Opened 4 years ago

Closed 4 years ago

#61813 closed enhancement (wontfix)

macports base: faulty symbolic links should be flagged

Reported by: mascguy (Christopher Nielsen) Owned by: mascguy (Christopher Nielsen)
Priority: Low Milestone:
Component: base Version:
Keywords: Cc:
Port:

Description (last modified by mascguy (Christopher Nielsen))

As part of my routine port upgrade workflow, symlinks -t -r /opt is run to identify faulty symbolic links. And this has uncovered a not-insignificant number of ports with this issue.

Faulty links should be identified and flagged by MacPorts, during port installation. And we should also consider failing the installation.

Near-term, perhaps we could add "Have you run symlinks -t -r ${prefix} ?" to the list of items in the pull request form?

Change History (10)

comment:1 Changed 4 years ago by mascguy (Christopher Nielsen)

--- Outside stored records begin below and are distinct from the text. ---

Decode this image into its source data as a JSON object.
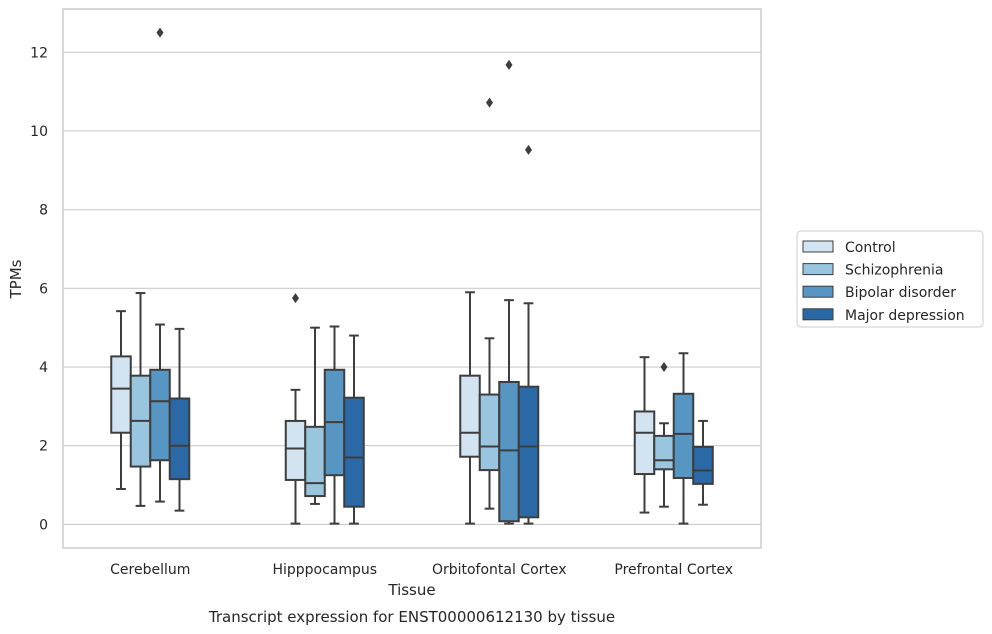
{
  "chart_data": {
    "type": "box",
    "caption": "Transcript expression for ENST00000612130 by tissue",
    "xlabel": "Tissue",
    "ylabel": "TPMs",
    "ylim": [
      -0.6,
      13.1
    ],
    "yticks": [
      0,
      2,
      4,
      6,
      8,
      10,
      12
    ],
    "grid": "horizontal",
    "legend_position": "right",
    "categories": [
      "Cerebellum",
      "Hipppocampus",
      "Orbitofontal Cortex",
      "Prefrontal Cortex"
    ],
    "series": [
      {
        "name": "Control",
        "color": "#d2e3f2",
        "boxes": [
          {
            "whislo": 0.9,
            "q1": 2.33,
            "median": 3.45,
            "q3": 4.27,
            "whishi": 5.42,
            "fliers": []
          },
          {
            "whislo": 0.02,
            "q1": 1.13,
            "median": 1.93,
            "q3": 2.63,
            "whishi": 3.42,
            "fliers": [
              5.75
            ]
          },
          {
            "whislo": 0.02,
            "q1": 1.72,
            "median": 2.33,
            "q3": 3.78,
            "whishi": 5.9,
            "fliers": []
          },
          {
            "whislo": 0.3,
            "q1": 1.28,
            "median": 2.33,
            "q3": 2.87,
            "whishi": 4.25,
            "fliers": []
          }
        ]
      },
      {
        "name": "Schizophrenia",
        "color": "#9ac5df",
        "boxes": [
          {
            "whislo": 0.47,
            "q1": 1.47,
            "median": 2.63,
            "q3": 3.78,
            "whishi": 5.88,
            "fliers": []
          },
          {
            "whislo": 0.52,
            "q1": 0.72,
            "median": 1.05,
            "q3": 2.48,
            "whishi": 5.0,
            "fliers": []
          },
          {
            "whislo": 0.4,
            "q1": 1.38,
            "median": 1.98,
            "q3": 3.3,
            "whishi": 4.73,
            "fliers": [
              10.72
            ]
          },
          {
            "whislo": 0.45,
            "q1": 1.4,
            "median": 1.63,
            "q3": 2.25,
            "whishi": 2.57,
            "fliers": [
              4.0
            ]
          }
        ]
      },
      {
        "name": "Bipolar disorder",
        "color": "#5795c3",
        "boxes": [
          {
            "whislo": 0.58,
            "q1": 1.63,
            "median": 3.13,
            "q3": 3.93,
            "whishi": 5.08,
            "fliers": [
              12.5
            ]
          },
          {
            "whislo": 0.02,
            "q1": 1.25,
            "median": 2.6,
            "q3": 3.93,
            "whishi": 5.03,
            "fliers": []
          },
          {
            "whislo": 0.02,
            "q1": 0.08,
            "median": 1.88,
            "q3": 3.62,
            "whishi": 5.7,
            "fliers": [
              11.68
            ]
          },
          {
            "whislo": 0.02,
            "q1": 1.18,
            "median": 2.3,
            "q3": 3.32,
            "whishi": 4.35,
            "fliers": []
          }
        ]
      },
      {
        "name": "Major depression",
        "color": "#2a69a6",
        "boxes": [
          {
            "whislo": 0.35,
            "q1": 1.15,
            "median": 2.0,
            "q3": 3.2,
            "whishi": 4.97,
            "fliers": []
          },
          {
            "whislo": 0.02,
            "q1": 0.45,
            "median": 1.7,
            "q3": 3.22,
            "whishi": 4.8,
            "fliers": []
          },
          {
            "whislo": 0.02,
            "q1": 0.18,
            "median": 1.98,
            "q3": 3.5,
            "whishi": 5.62,
            "fliers": [
              9.52
            ]
          },
          {
            "whislo": 0.5,
            "q1": 1.03,
            "median": 1.37,
            "q3": 1.97,
            "whishi": 2.63,
            "fliers": []
          }
        ]
      }
    ]
  }
}
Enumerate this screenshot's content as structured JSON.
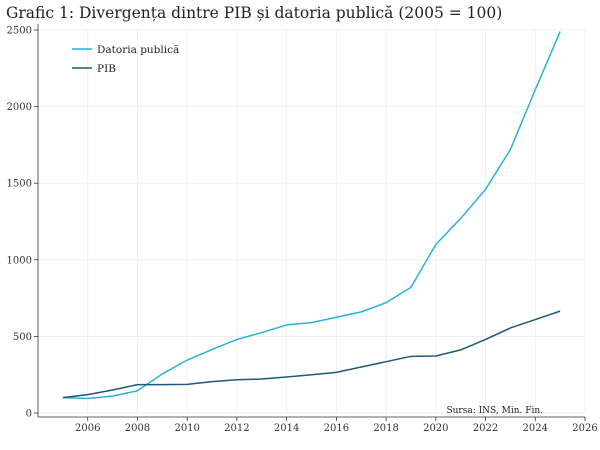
{
  "chart_data": {
    "type": "line",
    "title": "Grafic 1: Divergența dintre PIB și datoria publică (2005 = 100)",
    "xlabel": "",
    "ylabel": "",
    "xlim": [
      2004,
      2026
    ],
    "ylim": [
      0,
      2500
    ],
    "x_ticks": [
      2006,
      2008,
      2010,
      2012,
      2014,
      2016,
      2018,
      2020,
      2022,
      2024,
      2026
    ],
    "y_ticks": [
      0,
      500,
      1000,
      1500,
      2000,
      2500
    ],
    "grid": true,
    "legend_position": "top-left",
    "source_note": "Sursa: INS, Min. Fin.",
    "x": [
      2005,
      2006,
      2007,
      2008,
      2009,
      2010,
      2011,
      2012,
      2013,
      2014,
      2015,
      2016,
      2017,
      2018,
      2019,
      2020,
      2021,
      2022,
      2023,
      2024,
      2025
    ],
    "series": [
      {
        "name": "Datoria publică",
        "color": "#29b2d6",
        "values": [
          100,
          95,
          110,
          145,
          255,
          345,
          415,
          480,
          525,
          575,
          590,
          625,
          660,
          720,
          820,
          1100,
          1270,
          1460,
          1720,
          2110,
          2490
        ]
      },
      {
        "name": "PIB",
        "color": "#1d5a7a",
        "values": [
          100,
          120,
          150,
          185,
          185,
          187,
          205,
          217,
          222,
          235,
          250,
          265,
          300,
          335,
          370,
          372,
          412,
          480,
          555,
          610,
          665
        ]
      }
    ]
  }
}
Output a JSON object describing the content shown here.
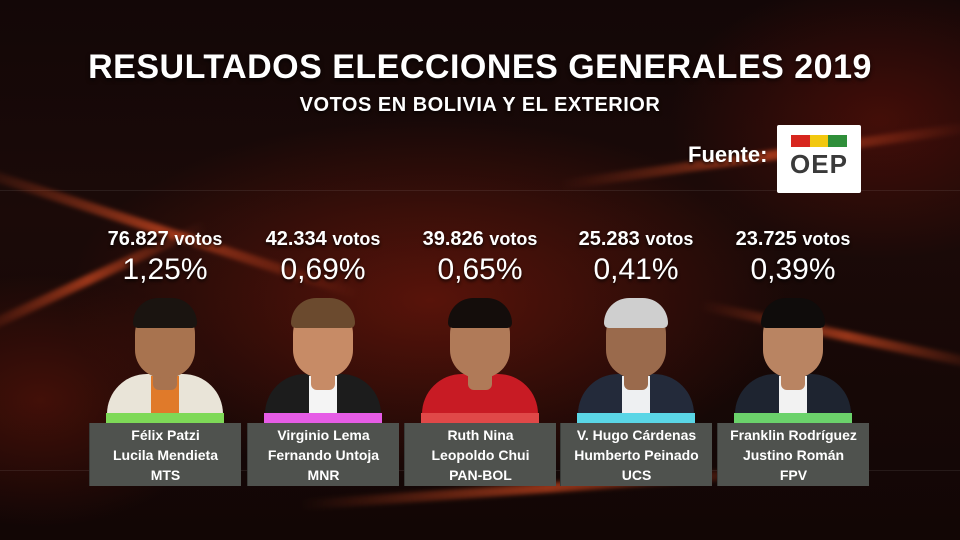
{
  "header": {
    "title": "RESULTADOS ELECCIONES GENERALES 2019",
    "subtitle": "VOTOS EN BOLIVIA Y EL EXTERIOR"
  },
  "source": {
    "label": "Fuente:",
    "logo_text": "OEP",
    "logo_colors": [
      "#d7261e",
      "#f2c80f",
      "#2f8f3a"
    ]
  },
  "candidates": [
    {
      "votes": "76.827",
      "votes_unit": "votos",
      "percent": "1,25%",
      "line1": "Félix Patzi",
      "line2": "Lucila Mendieta",
      "party": "MTS",
      "accent": "#7ed957",
      "torso": "#e9e4d8",
      "shirt": "#e07a2a",
      "skin": "#a8734f",
      "hair": "#1a1410"
    },
    {
      "votes": "42.334",
      "votes_unit": "votos",
      "percent": "0,69%",
      "line1": "Virginio Lema",
      "line2": "Fernando Untoja",
      "party": "MNR",
      "accent": "#e65ce6",
      "torso": "#1c1c1c",
      "shirt": "#f4f4f4",
      "skin": "#c78b66",
      "hair": "#6b4a2e"
    },
    {
      "votes": "39.826",
      "votes_unit": "votos",
      "percent": "0,65%",
      "line1": "Ruth Nina",
      "line2": "Leopoldo Chui",
      "party": "PAN-BOL",
      "accent": "#e04848",
      "torso": "#c81b24",
      "shirt": "#c81b24",
      "skin": "#b07a58",
      "hair": "#140d0b"
    },
    {
      "votes": "25.283",
      "votes_unit": "votos",
      "percent": "0,41%",
      "line1": "V. Hugo Cárdenas",
      "line2": "Humberto Peinado",
      "party": "UCS",
      "accent": "#5ad6e6",
      "torso": "#232a3a",
      "shirt": "#eef0f2",
      "skin": "#9a6a4c",
      "hair": "#cfcfcf"
    },
    {
      "votes": "23.725",
      "votes_unit": "votos",
      "percent": "0,39%",
      "line1": "Franklin Rodríguez",
      "line2": "Justino Román",
      "party": "FPV",
      "accent": "#6bd26b",
      "torso": "#1e2430",
      "shirt": "#f2f2f2",
      "skin": "#b98462",
      "hair": "#0f0c0b"
    }
  ]
}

Description: modified (diff)
Summary: macports base: faulty symbolic links should be flagged, perhaps by rev-upgrademacports base: faulty symbolic links should be flagged

comment:2 Changed 4 years ago by mascguy (Christopher Nielsen)

Description: modified (diff)

comment:3 Changed 4 years ago by mascguy (Christopher Nielsen)

Of note, port texlive-bin apparently installs dangling placeholder symlinks, replaced when other ports are installed. So if this is common practice, it may not be possible to fail all installations with faulty links.

comment:4 in reply to:  description ; Changed 4 years ago by ryandesign (Ryan Carsten Schmidt)

It is perhaps a bit unusual, but there is nothing inherently incorrect about a port installing a symlink to something that does not exist. There may be valid reasons to do so. If you find individual ports doing this and it appears to be erroneous, please do file bug reports about those ports.

Replying to mascguy:

Near-term, perhaps we could add "Have you run symlinks -t -r ${prefix} ?" to the list of items in the pull request form?

When I run that, I get:

-bash: symlinks: command not found

Where does this command come from?

comment:5 in reply to:  4 Changed 4 years ago by mascguy (Christopher Nielsen)

Replying to ryandesign:

Replying to mascguy:

Near-term, perhaps we could add "Have you run symlinks -t -r ${prefix} ?" to the list of items in the pull request form?

When I run that, I get:

-bash: symlinks: command not found

Where does this command come from?

symlinks is installed via a port of the same name.

comment:6 Changed 4 years ago by mascguy (Christopher Nielsen)

Priority: NormalLow

comment:7 Changed 4 years ago by mascguy (Christopher Nielsen)

Since I'm the one asking for this, it seems only fair that I also provide a proof-of-concept.

Even if the POC code is ultimately tossed out, or rewritten, it'll still provide a starting point for brainstorming, etc.

comment:8 Changed 4 years ago by mascguy (Christopher Nielsen)

Owner: set to mascguy
Status: newassigned

comment:9 Changed 4 years ago by mascguy (Christopher Nielsen)

In retrospect, I'm not sure how necessary this is. Given the amount of other port-related work, particularly related to the Apple Silicon porting efforts... well, we arguably have much bigger fish to fry.

So if folks think this idea has some merit, let me know. But if the consensus is that such a feature is unnecessary or superfluous, we can close this ticket. I'm fine with whatever you folks decide.

comment:10 Changed 4 years ago by mascguy (Christopher Nielsen)

Resolution: wontfix
Status: assignedclosed

Closing this, as we have much bigger fish to fry.